Revlon Inc (REV) And The Consumer Discretionary Industry Prospect For 2017

Revlon Inc (NYSE:REV), a USD$1.15B small-cap, is a consumer staples company operating in an industry which supplies necessities to consumers. This means it is less sensitive to changes in the economic cycle given that demand remains relatively stable over time. Consumer staple analysts are forecasting for the entire industry, a fairly unexciting growth rate of 6.66% in the upcoming year, and a strong near-term growth of 25.68% over the next couple of years. This rate is larger than the growth rate of the US stock market as a whole. Below, I will examine the sector growth prospects, and also determine whether REV is a laggard or leader relative to its consumer staples sector peers. View our latest analysis for Revlon

What’s the catalyst for REV’s sector growth?

NYSE:REV Past Future Earnings Oct 27th 17
NYSE:REV Past Future Earnings Oct 27th 17

The personal product market growth has been driven predominantly by factors such as innovative and eco-friendly design, shifting demographics and consumer tastes, as well as the e-commerce channels influencing sales. Over the past year, the industry saw growth of 3.76%, though still underperforming the wider US stock market. REV lags the pack with its earnings falling by more than half over the past year, which indicates the company will be growing at a slower pace than its personal products peers. However, the future seems brighter, as analysts expect an industry-beating growth rate of 58.15% in the upcoming year.

Is REV and the sector relatively cheap?

The personal product sector’s PE is currently hovering around 22x, in-line with the US stock market PE of 22x. This illustrates a fairly valued sector relative to the rest of the market, indicating low mispricing opportunities. However, the industry returned a higher 19.73% compared to the market’s 9.99%, potentially illustrative of past tailwinds. Since REV’s earnings doesn’t seem to reflect its true value, its PE ratio isn’t very useful. A loose alternative to gauge REV’s value is to assume the stock should be relatively in-line with its industry.

What this means for you:

Are you a shareholder? REV’s industry-beating future is a positive for shareholders, indicating they’ve backed a fast-growing horse. If you’re bullish on the stock and well-diversified by industry, you may decide to hold onto REV as part of your portfolio. However, if you’re relatively concentrated in personal products, you may want to value REV based on its cash flows to determine if it is overpriced based on its current growth outlook.

Are you a potential investor?
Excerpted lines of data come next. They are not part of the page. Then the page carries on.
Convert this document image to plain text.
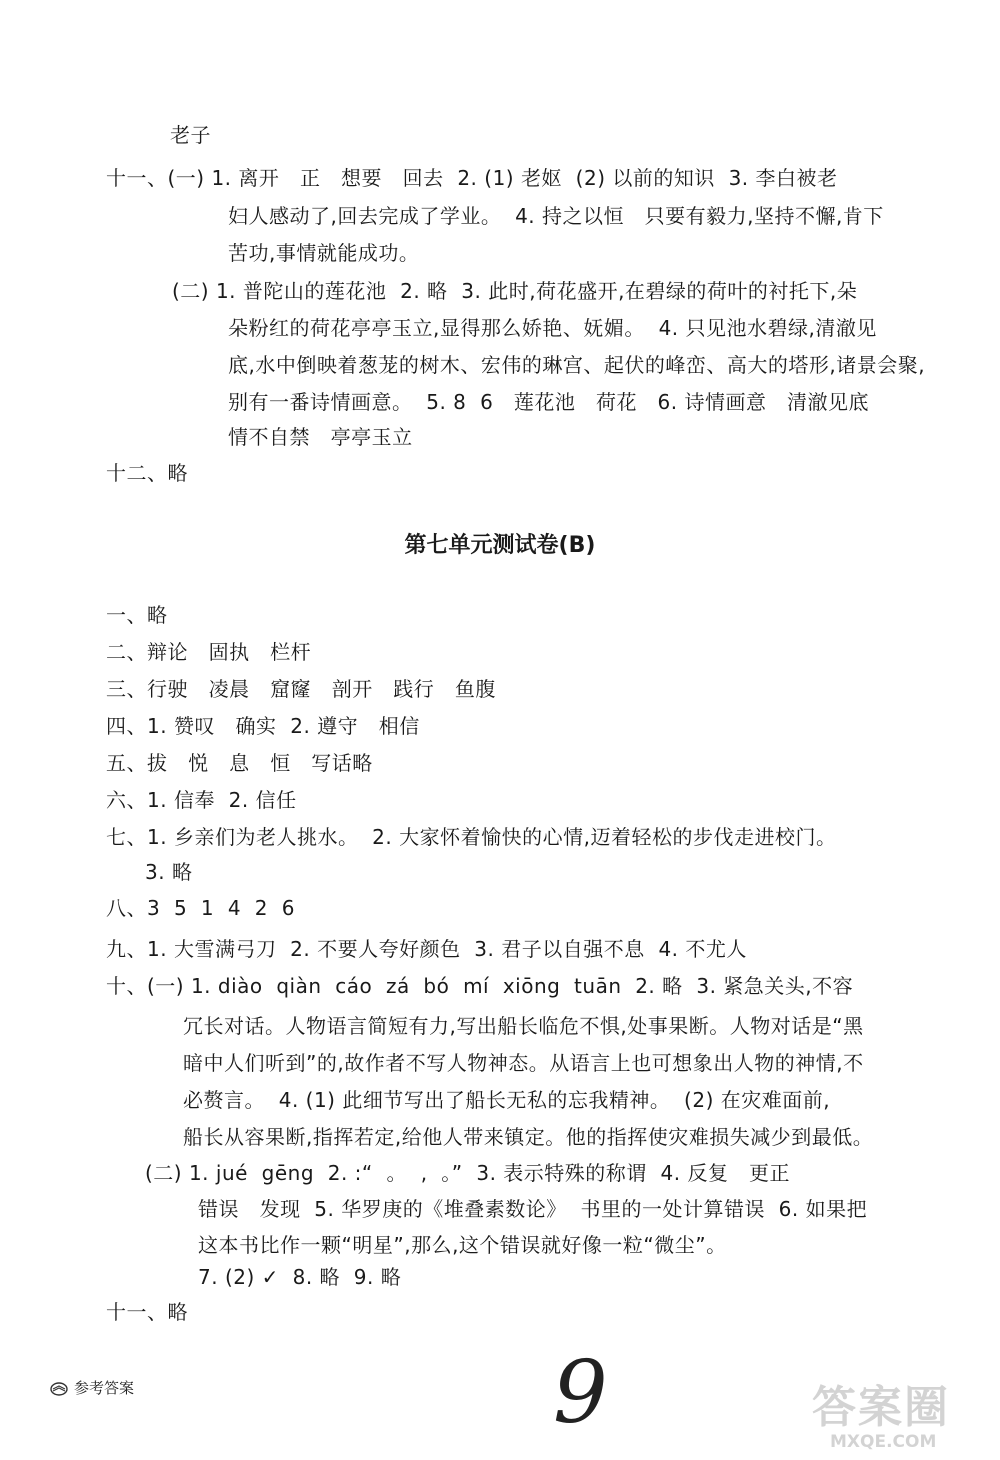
老子
十一、(一) 1. 离开   正   想要   回去  2. (1) 老妪  (2) 以前的知识  3. 李白被老
妇人感动了,回去完成了学业。  4. 持之以恒   只要有毅力,坚持不懈,肯下
苦功,事情就能成功。
(二) 1. 普陀山的莲花池  2. 略  3. 此时,荷花盛开,在碧绿的荷叶的衬托下,朵
朵粉红的荷花亭亭玉立,显得那么娇艳、妩媚。  4. 只见池水碧绿,清澈见
底,水中倒映着葱茏的树木、宏伟的琳宫、起伏的峰峦、高大的塔形,诸景会聚,
别有一番诗情画意。  5. 8  6   莲花池   荷花   6. 诗情画意   清澈见底
情不自禁   亭亭玉立
十二、略
第七单元测试卷(B)
一、略
二、辩论   固执   栏杆
三、行驶   凌晨   窟窿   剖开   践行   鱼腹
四、1. 赞叹   确实  2. 遵守   相信
五、拔   悦   息   恒   写话略
六、1. 信奉  2. 信任
七、1. 乡亲们为老人挑水。  2. 大家怀着愉快的心情,迈着轻松的步伐走进校门。
3. 略
八、3  5  1  4  2  6
九、1. 大雪满弓刀  2. 不要人夸好颜色  3. 君子以自强不息  4. 不尤人
十、(一) 1. diào  qiàn  cáo  zá  bó  mí  xiōng  tuān  2. 略  3. 紧急关头,不容
冗长对话。人物语言简短有力,写出船长临危不惧,处事果断。人物对话是“黑
暗中人们听到”的,故作者不写人物神态。从语言上也可想象出人物的神情,不
必赘言。  4. (1) 此细节写出了船长无私的忘我精神。  (2) 在灾难面前,
船长从容果断,指挥若定,给他人带来镇定。他的指挥使灾难损失减少到最低。
(二) 1. jué  gēng  2. :“  。  ,  。”  3. 表示特殊的称谓  4. 反复   更正
错误   发现  5. 华罗庚的《堆叠素数论》  书里的一处计算错误  6. 如果把
这本书比作一颗“明星”,那么,这个错误就好像一粒“微尘”。
7. (2) ✓  8. 略  9. 略
十一、略
参考答案	9	答案圈
MXQE.COM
If REV has been on your watchlist for a while, now may be the time to enter into the stock, if you like its growth prospects and are not highly concentrated in the personal products industry. Before you make a decision on the stock, take a look at REV’s cash flows and assess whether the stock is trading at a fair price.
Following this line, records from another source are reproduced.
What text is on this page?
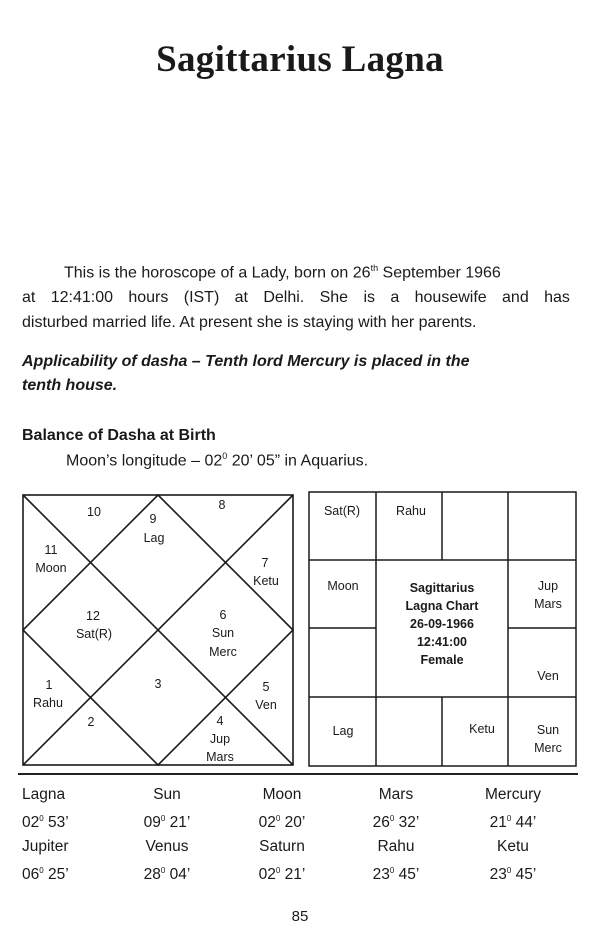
Sagittarius Lagna
This is the horoscope of a Lady, born on 26th September 1966
at 12:41:00 hours (IST) at Delhi. She is a housewife and has
disturbed married life. At present she is staying with her parents.
Applicability of dasha – Tenth lord Mercury is placed in the
tenth house.
Balance of Dasha at Birth
Moon’s longitude – $02^0$ 20’ 05” in Aquarius.
10	9
Lag
8
11
Moon	7
Ketu
12
Sat(R)
6
Sun
Merc
1
Rahu
3	5
Ven
2	4
Jup
Mars
Sat(R)	Rahu
Moon	Jup
Mars
Ven
Lag	Ketu	Sun
Merc
Sagittarius
Lagna Chart
26-09-1966
12:41:00
Female
Lagna	Sun	Moon	Mars	Mercury
$02^0$ 53’	$09^0$ 21’	$02^0$ 20’	$26^0$ 32’	$21^0$ 44’
Jupiter	Venus	Saturn	Rahu	Ketu
$06^0$ 25’	$28^0$ 04’	$02^0$ 21’	$23^0$ 45’	$23^0$ 45’
85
For a deeper dive into Revlon’s stock, take a look at the company’s latest free analysis report to find out more on its financial health and other fundamentals. Interested in other consumer staples stocks instead? Use our free playform to see my list of over 100 other consumer staples companies trading on the market.


To help readers see pass the short term volatility of the financial market, we aim to bring you a long-term focused research analysis purely driven by fundamental data. Note that our analysis does not factor in the latest price sensitive company announcements.

The author is an independent contributor and at the time of publication had no position in the stocks mentioned.